MONDAY MEMORIES

You can’t get there from here

4/7/2014
BLADE STAFF

The Toledo area has had its share of detours resulting from bridge repair, with the Anthony Wayne Bridge currently getting an 18-month face lift. It is a hassle, but nothing like the issues that plagued the Fassett Street Bridge, designed to go over the Maumee River to connect Walbridge and South Avenues with Toledo’s east side.

When the Fassett Street Bridge was completed in 1896 citizens didn’t take to the long, spindly structure right away. To reassure the public, city leaders called on a horse-drawn fire wagon and a couple of city firefighters and asked them to give the bridge a “speed test.” The two firefighters were told to drive the team at top speed across the bridge to see how quickly crews could reach the other side in an emergency. Their time was 125 seconds. But the test had the hidden benefit of proving to the public that the $214,000 bridge was safe to use.

During the next six decades, the bridge took a beating.

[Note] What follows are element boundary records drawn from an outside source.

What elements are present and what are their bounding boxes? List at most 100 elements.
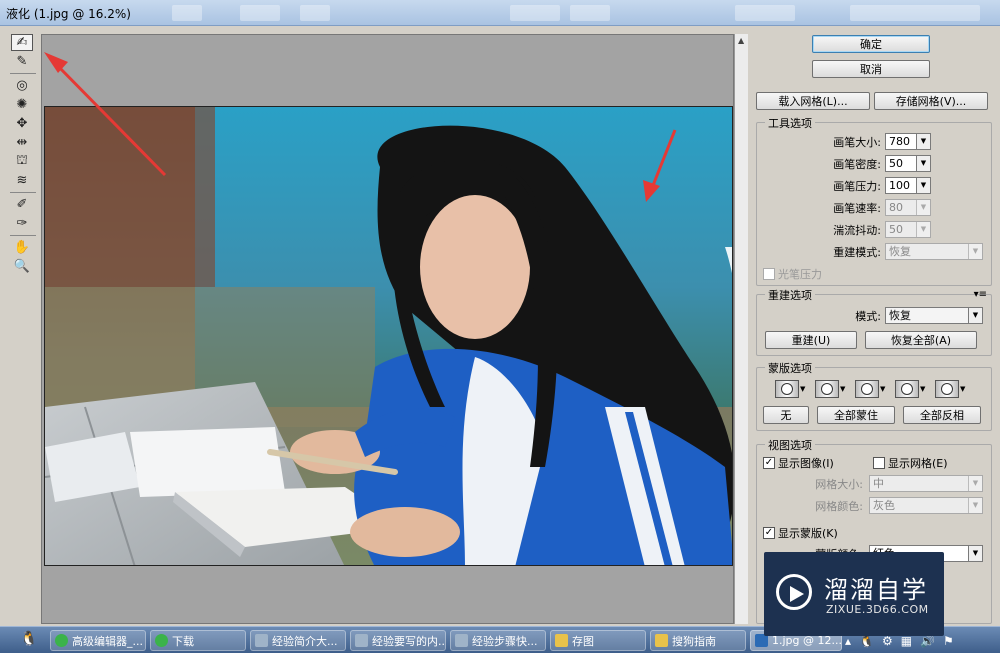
document-icon xyxy=(355,634,368,647)
toolbox-divider xyxy=(10,235,36,236)
brush-size-value: 780 xyxy=(889,135,910,148)
show-mask-checkbox[interactable]: ✓ 显示蒙版(K) xyxy=(763,525,838,541)
mask-all-button[interactable]: 全部蒙住 xyxy=(817,406,895,424)
mask-subtract-icon[interactable]: ▼ xyxy=(855,380,887,398)
taskbar-item-label: 搜狗指南 xyxy=(672,634,716,648)
mask-add-icon[interactable]: ▼ xyxy=(815,380,847,398)
reconstruct-options-mode-value: 恢复 xyxy=(889,309,911,322)
toolbar-ghost-button xyxy=(850,5,980,21)
taskbar-item-label: 高级编辑器_... xyxy=(72,634,143,648)
view-options-title: 视图选项 xyxy=(765,437,815,453)
taskbar-item-label: 经验步骤快... xyxy=(472,634,538,648)
canvas-vertical-scrollbar[interactable]: ▲ xyxy=(734,34,748,624)
turbulent-jitter-value: 50 xyxy=(889,223,903,236)
reconstruct-options-mode-select[interactable]: 恢复 ▼ xyxy=(885,307,983,324)
mesh-color-value: 灰色 xyxy=(873,499,895,512)
mask-intersect-icon[interactable]: ▼ xyxy=(895,380,927,398)
folder-icon xyxy=(555,634,568,647)
taskbar-item-label: 下载 xyxy=(172,634,194,648)
invert-all-button[interactable]: 全部反相 xyxy=(903,406,981,424)
turbulent-jitter-label: 湍流抖动: xyxy=(833,224,881,237)
toolbox-divider xyxy=(10,73,36,74)
stylus-pressure-box xyxy=(763,268,775,280)
watermark-title: 溜溜自学 xyxy=(824,576,928,604)
preview-photo[interactable] xyxy=(44,106,733,566)
taskbar-item-label: 经验简介大... xyxy=(272,634,338,648)
taskbar-item[interactable]: 经验步骤快... xyxy=(450,630,546,651)
taskbar-item[interactable]: 高级编辑器_... xyxy=(50,630,146,651)
mask-replace-icon[interactable]: ▼ xyxy=(775,380,807,398)
reconstruct-options-group: 重建选项 ▾≡ 模式: 恢复 ▼ 重建(U) 恢复全部(A) xyxy=(756,287,992,356)
reconstruct-options-title: 重建选项 xyxy=(765,287,815,303)
show-image-checkbox[interactable]: ✓ 显示图像(I) xyxy=(763,455,834,471)
reconstruct-button[interactable]: 重建(U) xyxy=(765,331,857,349)
thaw-mask-tool-icon[interactable]: ✑ xyxy=(11,215,33,232)
brush-size-input[interactable]: 780 ▼ xyxy=(885,133,931,150)
cancel-button[interactable]: 取消 xyxy=(812,60,930,78)
liquify-options-panel: 确定 取消 载入网格(L)... 存储网格(V)... 工具选项 画笔大小: 7… xyxy=(752,30,996,626)
qq-penguin-icon[interactable]: 🐧 xyxy=(20,631,37,647)
mesh-size-dropdown-icon: ▼ xyxy=(968,476,982,491)
toolbar-ghost-button xyxy=(300,5,330,21)
mask-none-button[interactable]: 无 xyxy=(763,406,809,424)
twirl-tool-icon[interactable]: ◎ xyxy=(11,77,33,94)
turbulence-tool-icon[interactable]: ≋ xyxy=(11,172,33,189)
ok-button[interactable]: 确定 xyxy=(812,35,930,53)
brush-pressure-value: 100 xyxy=(889,179,910,192)
panel-menu-icon[interactable]: ▾≡ xyxy=(974,289,987,300)
brush-pressure-label: 画笔压力: xyxy=(833,180,881,193)
push-left-tool-icon[interactable]: ⇹ xyxy=(11,134,33,151)
brush-pressure-dropdown-icon[interactable]: ▼ xyxy=(916,178,930,193)
stylus-pressure-label: 光笔压力 xyxy=(778,268,822,281)
liquify-toolbox: ✍ ✎ ◎ ✺ ✥ ⇹ ⛫ ≋ ✐ ✑ ✋ 🔍 xyxy=(8,32,38,275)
reconstruct-mode-select: 恢复 ▼ xyxy=(885,243,983,260)
brush-density-input[interactable]: 50 ▼ xyxy=(885,155,931,172)
document-icon xyxy=(455,634,468,647)
taskbar-item-label: 存图 xyxy=(572,634,594,648)
brush-density-dropdown-icon[interactable]: ▼ xyxy=(916,156,930,171)
reconstruct-options-mode-dropdown-icon[interactable]: ▼ xyxy=(968,308,982,323)
toolbar-ghost-button xyxy=(510,5,560,21)
mesh-size-select: 中 ▼ xyxy=(869,475,983,492)
taskbar-item[interactable]: 经验简介大... xyxy=(250,630,346,651)
toolbar-ghost-button xyxy=(735,5,795,21)
taskbar-item[interactable]: 下载 xyxy=(150,630,246,651)
save-mesh-button[interactable]: 存储网格(V)... xyxy=(874,92,988,110)
flag-icon[interactable]: ⚑ xyxy=(943,634,954,648)
freeze-mask-tool-icon[interactable]: ✐ xyxy=(11,196,33,213)
show-image-label: 显示图像(I) xyxy=(778,457,834,470)
play-triangle-icon xyxy=(790,586,804,602)
brush-size-dropdown-icon[interactable]: ▼ xyxy=(916,134,930,149)
zoom-tool-icon[interactable]: 🔍 xyxy=(11,258,33,275)
hand-tool-icon[interactable]: ✋ xyxy=(11,239,33,256)
taskbar-item[interactable]: 存图 xyxy=(550,630,646,651)
bloat-tool-icon[interactable]: ✥ xyxy=(11,115,33,132)
tool-options-title: 工具选项 xyxy=(765,115,815,131)
load-mesh-button[interactable]: 载入网格(L)... xyxy=(756,92,870,110)
stylus-pressure-checkbox: 光笔压力 xyxy=(763,266,822,282)
scroll-up-arrow-icon[interactable]: ▲ xyxy=(738,36,744,45)
taskbar-item-label: 经验要写的内... xyxy=(372,634,446,648)
mesh-color-select: 灰色 ▼ xyxy=(869,497,983,514)
taskbar-item[interactable]: 经验要写的内... xyxy=(350,630,446,651)
folder-icon xyxy=(655,634,668,647)
toolbar-ghost-button xyxy=(172,5,202,21)
brush-size-label: 画笔大小: xyxy=(833,136,881,149)
site-watermark: 溜溜自学 ZIXUE.3D66.COM xyxy=(764,552,944,636)
mask-color-dropdown-icon[interactable]: ▼ xyxy=(968,546,982,561)
show-mesh-box[interactable] xyxy=(873,457,885,469)
brush-rate-dropdown-icon: ▼ xyxy=(916,200,930,215)
mirror-tool-icon[interactable]: ⛫ xyxy=(11,153,33,170)
show-image-box[interactable]: ✓ xyxy=(763,457,775,469)
toolbar-ghost-button xyxy=(240,5,280,21)
taskbar-item[interactable]: 搜狗指南 xyxy=(650,630,746,651)
pucker-tool-icon[interactable]: ✺ xyxy=(11,96,33,113)
forward-warp-tool-icon[interactable]: ✍ xyxy=(11,34,33,51)
brush-pressure-input[interactable]: 100 ▼ xyxy=(885,177,931,194)
show-mask-box[interactable]: ✓ xyxy=(763,527,775,539)
show-mesh-checkbox[interactable]: 显示网格(E) xyxy=(873,455,948,471)
document-icon xyxy=(255,634,268,647)
mask-invert-icon[interactable]: ▼ xyxy=(935,380,967,398)
restore-all-button[interactable]: 恢复全部(A) xyxy=(865,331,977,349)
reconstruct-tool-icon[interactable]: ✎ xyxy=(11,53,33,70)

Built on the narrowest part of the Maumee, it took annual poundings from heavy ice floes. In 1906, the bridge’s center span was carried away by ice. The bridge was rebuilt, but only on a makeshift basis. Ice and steadily increasing traffic led to the need for more repairs in 1928 and 1933.

On Sept. 30, 1935, the bridge collapsed in a high wind. Luckily no one was on it. The city floated $210,000 in bonds for repairs and the WPA added another $189,000 for a complete deck repair.

A five-ton load limit was put on the bridge in 1940 and engineers recommended the bridge be shut down in 1945. But it wasn’t. The following year, the bridge was hit by a freighter and closed for two months. The bridge was knocked out of line by another boat in 1954, and was again closed for repairs.

By 1957 the city had spent $650,000, three times the original construction cost, fixing the Fassett Street Bridge. While debates raged over whether the bridge should remain or be torn down, Mother Nature and a ship made the decision an easy one.

On April 5, 1957, 80-mile-an-hour winds ripped the Champlain, an 8,700-ton lake freighter, from its nearby docks and sent it crashing into the middle of the bridge. The span collapsed, and this time there were no repairs. This photo was taken on April 8, 1957 by Blade photographer Doug Moore.